Deux films avec des similarités, mettant en scène un couple lesbien qui va se retrouver dans une histoire dépassant largement leur relation et où se croiseront quantité de personnages. Mais là où Coen n’arrivait pas à créer un univers pertinent autour de ses protagonistes, c’est tout le contraire de Glass. Elle réussit à structurer son récit autour de personnages dont on ne sait rien. Et plus les secrets se dévoilent, plus le scénario se dynamise pour atteindre un point culminant qui ne laissera personne indifférent. Au cours du récit, on peut voir comment Jackie est en quelque sorte prédestinée à ce destin, car elle est déjà liée à Lou avant même de la connaître. Dès le début, elle se fait embaucher par le père de Lou, puis couche avec son beau-frère. Une sorte de coup du sort pas si anodin dans un endroit éloigné des grandes villes, où les mêmes personnages et les mêmes familles errent continuellement dans ce désert. Ces actions anodines sont pourtant le moteur d’un scénario qui n’est pas surprenant mais, il faut le dire, très bien amené. Un dernier point que l’on peut attribuer au cinéma des Coen et que l’on retrouve ici est l’utilisation de la violence.

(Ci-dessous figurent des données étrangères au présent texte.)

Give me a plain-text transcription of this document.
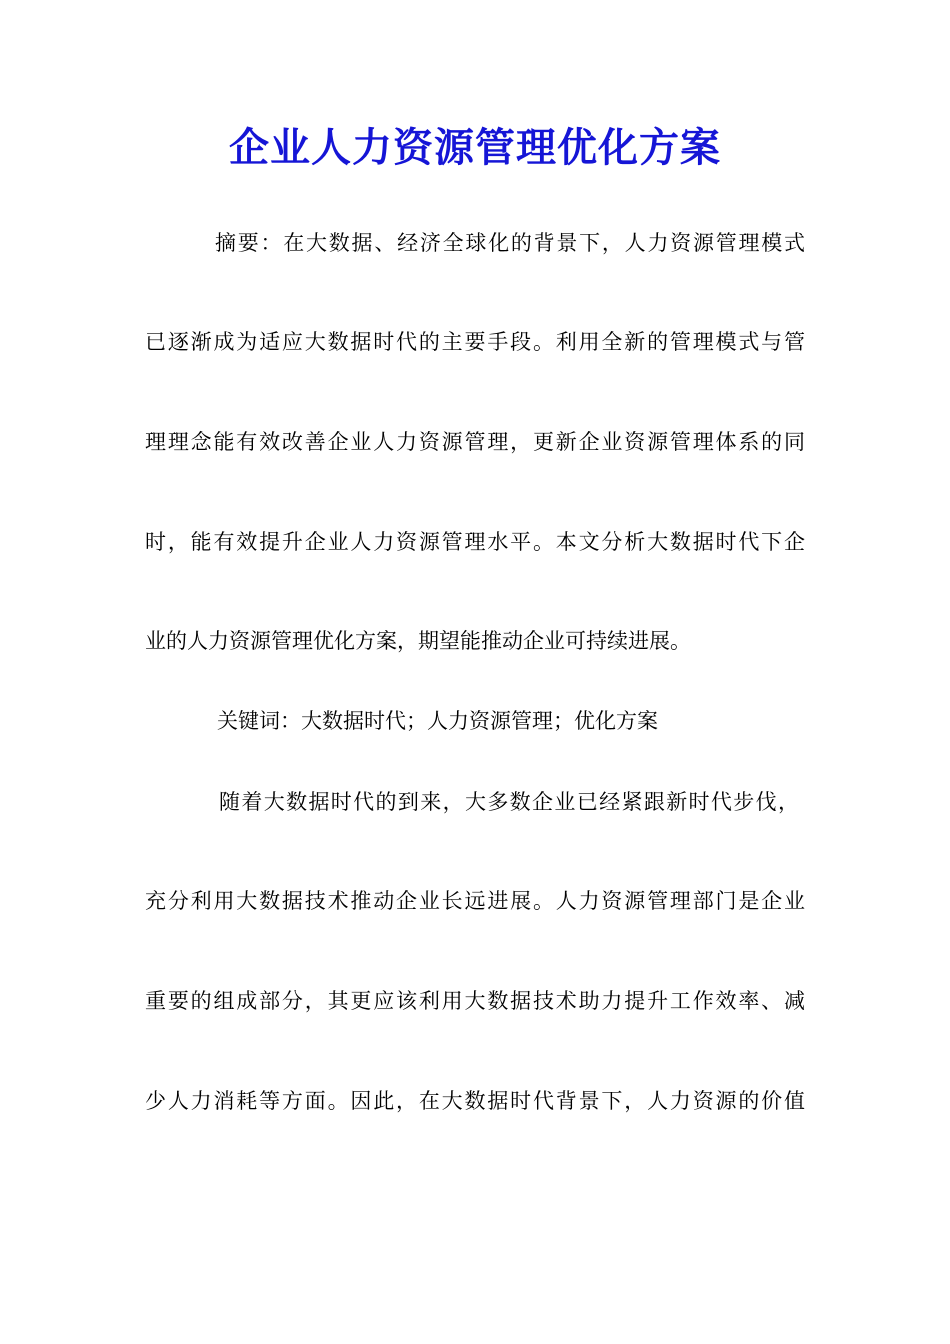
企业人力资源管理优化方案
摘要：在大数据、经济全球化的背景下，人力资源管理模式
已逐渐成为适应大数据时代的主要手段。利用全新的管理模式与管
理理念能有效改善企业人力资源管理，更新企业资源管理体系的同
时，能有效提升企业人力资源管理水平。本文分析大数据时代下企
业的人力资源管理优化方案，期望能推动企业可持续进展。
关键词：大数据时代；人力资源管理；优化方案
随着大数据时代的到来，大多数企业已经紧跟新时代步伐，
充分利用大数据技术推动企业长远进展。人力资源管理部门是企业
重要的组成部分，其更应该利用大数据技术助力提升工作效率、减
少人力消耗等方面。因此，在大数据时代背景下，人力资源的价值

Si elle est toujours un ressort dramatique, plusieurs scènes ont un certain ton comique. On le décèle particulièrement vers le climax qui se débride en même temps que ses personnages. Dans une œuvre qui ne ménage pas ses effets sanglants, le passage où Stewart doit cacher un corps face à des agents du FBI qui débarquent chez elle pour une tout autre raison devient une grande scène absurde que n’auraient pas reniée les deux frères. Nonobstant ce motif classique du personnage qui fait tout pour cacher l’évidence, la réalisatrice parvient à instaurer une tension palpable grâce à notre empathie – sans doute due autant à son talent qu’à celui de ses brillants interprètes.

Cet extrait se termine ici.